Leonie lauerte in ihrem Korb unter der Lampe, auf dem Tisch immer auf eine Ansprache, die sie sofort mit ihrem eigenartigen krähenden Miauen beantwortete, eine Streicheleinheit oder ein Leckerli, wenn ich aus meiner Vorratskammer kam wo auch der Kühlschrank steht. Sie war ein sehr schlaues Mädchen,  zur Fütterungszeit stand sie mit ihren Vorderpfoten auf der Türklinke und guckte in den Wohnraum, ob sie nicht bald dran ist und machte sich zusätzlich lautstark bemerkbar. Manchmal, wenn die Tür zur Diele offen stand oder sehr selten durchs offene Schlafzimmerfenster (was im Sommer dauernd ist, wenn ich zuhause bin) kam sie in meine Wohnräume und hat sich unauffällig in ein Körbchen gelegt oder auch einmal in mein Bett, reichte ein einmaliges „Leonie raus“ . So gern ich sie hatte, das ging einfach nicht.

Ich wußte, es würde schwer werden, diese besondere Katze zu verlieren.

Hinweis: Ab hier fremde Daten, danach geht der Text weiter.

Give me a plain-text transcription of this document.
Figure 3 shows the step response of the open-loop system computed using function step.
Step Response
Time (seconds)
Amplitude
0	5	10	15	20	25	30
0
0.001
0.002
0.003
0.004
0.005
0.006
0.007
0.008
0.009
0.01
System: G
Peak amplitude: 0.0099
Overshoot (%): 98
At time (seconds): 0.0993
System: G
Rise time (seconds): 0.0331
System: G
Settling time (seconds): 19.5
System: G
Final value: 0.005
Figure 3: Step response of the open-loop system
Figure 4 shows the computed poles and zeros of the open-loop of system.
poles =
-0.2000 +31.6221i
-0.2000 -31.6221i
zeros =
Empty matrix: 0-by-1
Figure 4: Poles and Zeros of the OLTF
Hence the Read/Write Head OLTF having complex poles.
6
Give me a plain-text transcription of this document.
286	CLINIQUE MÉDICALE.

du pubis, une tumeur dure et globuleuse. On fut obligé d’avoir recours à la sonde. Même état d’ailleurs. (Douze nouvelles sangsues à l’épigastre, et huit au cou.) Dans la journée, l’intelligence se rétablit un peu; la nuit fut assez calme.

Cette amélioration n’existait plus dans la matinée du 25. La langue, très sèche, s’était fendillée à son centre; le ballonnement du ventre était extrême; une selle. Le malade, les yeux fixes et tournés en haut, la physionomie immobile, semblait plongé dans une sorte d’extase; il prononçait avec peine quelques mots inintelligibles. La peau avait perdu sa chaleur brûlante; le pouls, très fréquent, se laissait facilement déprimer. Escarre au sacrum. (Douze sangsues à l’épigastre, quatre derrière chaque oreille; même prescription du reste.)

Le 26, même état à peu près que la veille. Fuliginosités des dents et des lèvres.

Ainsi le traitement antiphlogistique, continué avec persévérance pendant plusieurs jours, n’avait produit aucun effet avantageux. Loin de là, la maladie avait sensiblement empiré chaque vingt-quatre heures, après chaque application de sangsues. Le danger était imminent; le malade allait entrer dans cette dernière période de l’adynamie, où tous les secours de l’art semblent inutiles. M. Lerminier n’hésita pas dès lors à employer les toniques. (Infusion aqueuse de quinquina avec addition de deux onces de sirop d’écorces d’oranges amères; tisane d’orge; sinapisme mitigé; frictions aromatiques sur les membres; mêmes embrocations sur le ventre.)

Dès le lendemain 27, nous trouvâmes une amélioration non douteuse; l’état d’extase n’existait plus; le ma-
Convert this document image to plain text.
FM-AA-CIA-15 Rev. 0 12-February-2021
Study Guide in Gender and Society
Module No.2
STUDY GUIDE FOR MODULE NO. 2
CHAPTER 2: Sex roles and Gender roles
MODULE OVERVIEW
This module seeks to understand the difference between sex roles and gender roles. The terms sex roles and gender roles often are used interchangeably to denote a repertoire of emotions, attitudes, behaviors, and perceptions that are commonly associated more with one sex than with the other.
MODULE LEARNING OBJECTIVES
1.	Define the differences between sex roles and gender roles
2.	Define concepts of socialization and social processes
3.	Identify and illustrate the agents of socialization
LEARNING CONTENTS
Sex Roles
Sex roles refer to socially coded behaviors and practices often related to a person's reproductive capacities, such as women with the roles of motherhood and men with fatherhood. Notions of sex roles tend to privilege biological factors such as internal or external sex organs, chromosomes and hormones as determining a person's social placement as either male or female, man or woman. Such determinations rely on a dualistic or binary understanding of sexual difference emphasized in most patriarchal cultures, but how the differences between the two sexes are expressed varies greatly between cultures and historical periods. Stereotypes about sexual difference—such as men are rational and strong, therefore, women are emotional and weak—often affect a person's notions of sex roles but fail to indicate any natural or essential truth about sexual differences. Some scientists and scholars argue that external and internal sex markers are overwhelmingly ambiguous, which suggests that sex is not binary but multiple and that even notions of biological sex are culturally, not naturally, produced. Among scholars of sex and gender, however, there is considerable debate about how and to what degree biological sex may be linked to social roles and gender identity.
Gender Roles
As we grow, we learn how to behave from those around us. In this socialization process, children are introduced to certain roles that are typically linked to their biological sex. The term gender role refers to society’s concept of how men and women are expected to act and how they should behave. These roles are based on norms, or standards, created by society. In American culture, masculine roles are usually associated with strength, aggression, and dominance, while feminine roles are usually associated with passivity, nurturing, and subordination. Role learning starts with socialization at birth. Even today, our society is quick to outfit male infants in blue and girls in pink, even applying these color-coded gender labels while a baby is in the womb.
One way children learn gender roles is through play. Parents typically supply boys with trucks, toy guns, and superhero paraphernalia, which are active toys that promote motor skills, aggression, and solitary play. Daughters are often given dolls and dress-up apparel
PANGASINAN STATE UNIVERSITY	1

An dem Donnerstagmorgen mußte ich mit 3 Katzen zu meiner Tierärztin, jener ,die Leonie schon ihr Leben lang betreut hatte und an diesem Tag aus dem Urlaub wieder da war. Als ich die erste Katze ins Auto bringen wollte lag Leonie nicht unter ihrer Lampe und ich sah sofort warum: sie war auf dem Fußboden und versuchte sich mit den Vorderpfoten vorwärts zu bewegen und hatte ihren Körper nicht mehr wirklich unter Kontrolle. Sie protestierte als ich sie in eine Transportbox bugsierte und schrie, als ob sie Schmerzen hätte. Der Verdacht auf einen Schlaganfall war sofort da, nur die krampfartigen Verrenkungen waren etwas  eigentümlich. Ich entschloß mich dagegen, sie sofort einschläfern zu lassen, sie bekam eine ordentliche Portion Schmerzmittel, unter dem sie sich in der  Behandlungszeit der anderen Katzen sichtlich entspannte und nahm sie mit nach Hause. Dort legte ich sie in ihr Körbchen unter Rotlicht. Als ich die anderen Katzen fütterte wurde sie sehr unruhig, natürlich, ich hielt sie aufrecht und sie konnte essen und etwas Milch trinken. Bis ich nachmittags zur Arbeit mußte verbesserte sich ihr Zustand nicht, ich gab ihr ein zweites Schmerzmittel und informierte meine beiden Haupt-Catsitter, wie es um Leonie stand. Beide kannten  und liebten diese einmalige Katze schon seit Jahren und kamen  nachmittags, um sich zu verabschieden. Sie wollte wie gewohnt ihre Begrüßungs-Leckerlis und fraß diese auch mit Hilfe. Am späten Abend kam dann meine /unsere Tierärztin und schläferte Leonie ein. Es war besser hier , in der Praxis hatte sie immer soviel Angst. Vorher fraß Leonie noch etwas Dosenfutter und schlabberte ein wenig Milch, es fiel ihr schwer, ich mußte sie in Bauchlage halten, danach war sie ganz ruhig. Hatte sie das Telefongespräch mitbekommen? Einige werden mich für verrückt halten…

Fest steht, fast 15 Jahre war Leonie in meinem Leben, sie fehlt mir, die kleine Kackliese, trotz all der Arbeit. Ich höre immer noch ihr krähendes Miauen und wundere mich jedes Mal wenn ich auf die die Diele komme, daß die Rotlichtlampe nicht an ist…jetzt wo es doch unter 15 Grad ist.